While Blend ended 2021 with 343 banks on its platform including 34 of the top 100 financial service firms and its customers also processed about 25% of mortgages, the mortgage tech company faces serious growth challenges. Blend operates a usage-based billing model, so its clients pay more as they use the platform more. It’s projecting that its clients will process far fewer loans in 2022 as a result of higher mortgage rates depressing refis. 

Blend also burned through a stunning amount of cash in the months leading up to its initial public offering in July 2021. It’s still spending heavily, according to company filings with the Securities and Exchange Commission

The firm’s net cash loss from financing activities grew more than 80-fold to $633.9 million last year from $7.9 million in 2020 driven by the acquisition of Title 365 in a $422 million deal. The increasing mortgage rates are now forcing Blend to pull back “very hard” on hiring and hinted layoffs in title insurance, reviewing its overall cost structure in part to offset the decline in mortgage originations. 

With a fixed pie of the market, software as a service companies like Blend will rush to cut costs and diversify their business to weather the storm, said Hale. In the long run, the firm sees title insurance as just one component of a platform providing end-to-end services to lenders and consumers. 

The extent to which Blend can add mortgage customers, grow software adoption, and the ability for Blend to continue diversifying revenue beyond mortgage into home equity, personal loans, auto loans, and account openings are crucial factors for Blend, said industry observer Julian Hebron, founder at The Basis Point.

In a year of major potential consolidation in the mortgage industry, Blend is betting its software will help its reach in meeting consumer demand at a lower cost in a downturn market. 

The company is not only capitalizing on technology for its mortgage businesses including Blend Income and Blend Close, but also plans on investing in the consumer banking sector for Blend Builder, a tool that lets customers customize the components they wish to use with a drag-and-drop interface, expanding its footprint in the broader fintech market. 
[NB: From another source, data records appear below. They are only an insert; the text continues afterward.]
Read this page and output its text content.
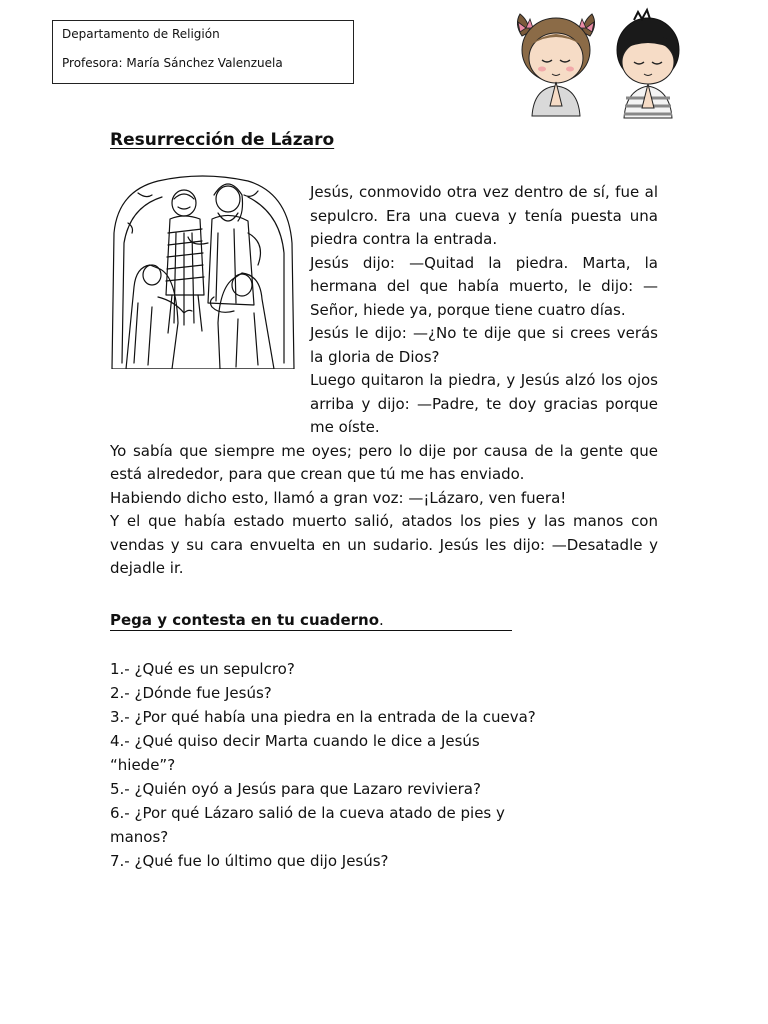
Departamento de Religión
Profesora: María Sánchez Valenzuela
Resurrección de Lázaro

Jesús, conmovido otra vez dentro de sí, fue al sepulcro. Era una cueva y tenía puesta una piedra contra la entrada.

Jesús dijo: —Quitad la piedra. Marta, la hermana del que había muerto, le dijo: —Señor, hiede ya, porque tiene cuatro días.

Jesús le dijo: —¿No te dije que si crees verás la gloria de Dios?

Luego quitaron la piedra, y Jesús alzó los ojos arriba y dijo: —Padre, te doy gracias porque me oíste.

Yo sabía que siempre me oyes; pero lo dije por causa de la gente que está alrededor, para que crean que tú me has enviado.

Habiendo dicho esto, llamó a gran voz: —¡Lázaro, ven fuera!

Y el que había estado muerto salió, atados los pies y las manos con vendas y su cara envuelta en un sudario. Jesús les dijo: —Desatadle y dejadle ir.

Pega y contesta en tu cuaderno.
1.- ¿Qué es un sepulcro?
2.- ¿Dónde fue Jesús?
3.- ¿Por qué había una piedra en la entrada de la cueva?
4.- ¿Qué quiso decir Marta cuando le dice a Jesús “hiede”?
5.- ¿Quién oyó a Jesús para que Lazaro reviviera?
6.- ¿Por qué Lázaro salió de la cueva atado de pies y manos?
7.- ¿Qué fue lo último que dijo Jesús?
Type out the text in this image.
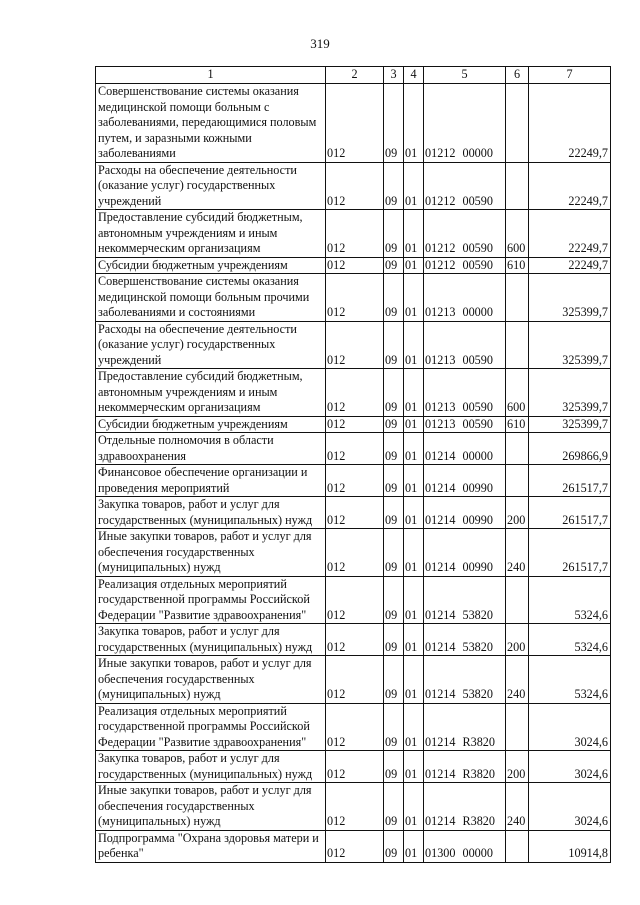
319
1	2	3	4	5	6	7
Совершенствование системы оказания медицинской помощи больным с заболеваниями, передающимися половым путем, и заразными кожными заболеваниями	012	09	01	01212 00000		22249,7
Расходы на обеспечение деятельности (оказание услуг) государственных учреждений	012	09	01	01212 00590		22249,7
Предоставление субсидий бюджетным, автономным учреждениям и иным некоммерческим организациям	012	09	01	01212 00590	600	22249,7
Субсидии бюджетным учреждениям	012	09	01	01212 00590	610	22249,7
Совершенствование системы оказания медицинской помощи больным прочими заболеваниями и состояниями	012	09	01	01213 00000		325399,7
Расходы на обеспечение деятельности (оказание услуг) государственных учреждений	012	09	01	01213 00590		325399,7
Предоставление субсидий бюджетным, автономным учреждениям и иным некоммерческим организациям	012	09	01	01213 00590	600	325399,7
Субсидии бюджетным учреждениям	012	09	01	01213 00590	610	325399,7
Отдельные полномочия в области здравоохранения	012	09	01	01214 00000		269866,9
Финансовое обеспечение организации и проведения мероприятий	012	09	01	01214 00990		261517,7
Закупка товаров, работ и услуг для государственных (муниципальных) нужд	012	09	01	01214 00990	200	261517,7
Иные закупки товаров, работ и услуг для обеспечения государственных (муниципальных) нужд	012	09	01	01214 00990	240	261517,7
Реализация отдельных мероприятий государственной программы Российской Федерации "Развитие здравоохранения"	012	09	01	01214 53820		5324,6
Закупка товаров, работ и услуг для государственных (муниципальных) нужд	012	09	01	01214 53820	200	5324,6
Иные закупки товаров, работ и услуг для обеспечения государственных (муниципальных) нужд	012	09	01	01214 53820	240	5324,6
Реализация отдельных мероприятий государственной программы Российской Федерации "Развитие здравоохранения"	012	09	01	01214 R3820		3024,6
Закупка товаров, работ и услуг для государственных (муниципальных) нужд	012	09	01	01214 R3820	200	3024,6
Иные закупки товаров, работ и услуг для обеспечения государственных (муниципальных) нужд	012	09	01	01214 R3820	240	3024,6
Подпрограмма "Охрана здоровья матери и ребенка"	012	09	01	01300 00000		10914,8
In 2021, Blend processed more than 1.8 million transactions for mortgage lenders, representing 38 percent growth from the previous year. Meanwhile, consumer banking transactions totaled just 300,000 last year, from 87,000 in 2020. 

“It’s a tough day to be in the mortgage business if you’re a public company,” said Hale. “People are looking for new strategies, new technology, evolutions, new platforms, new workflows.”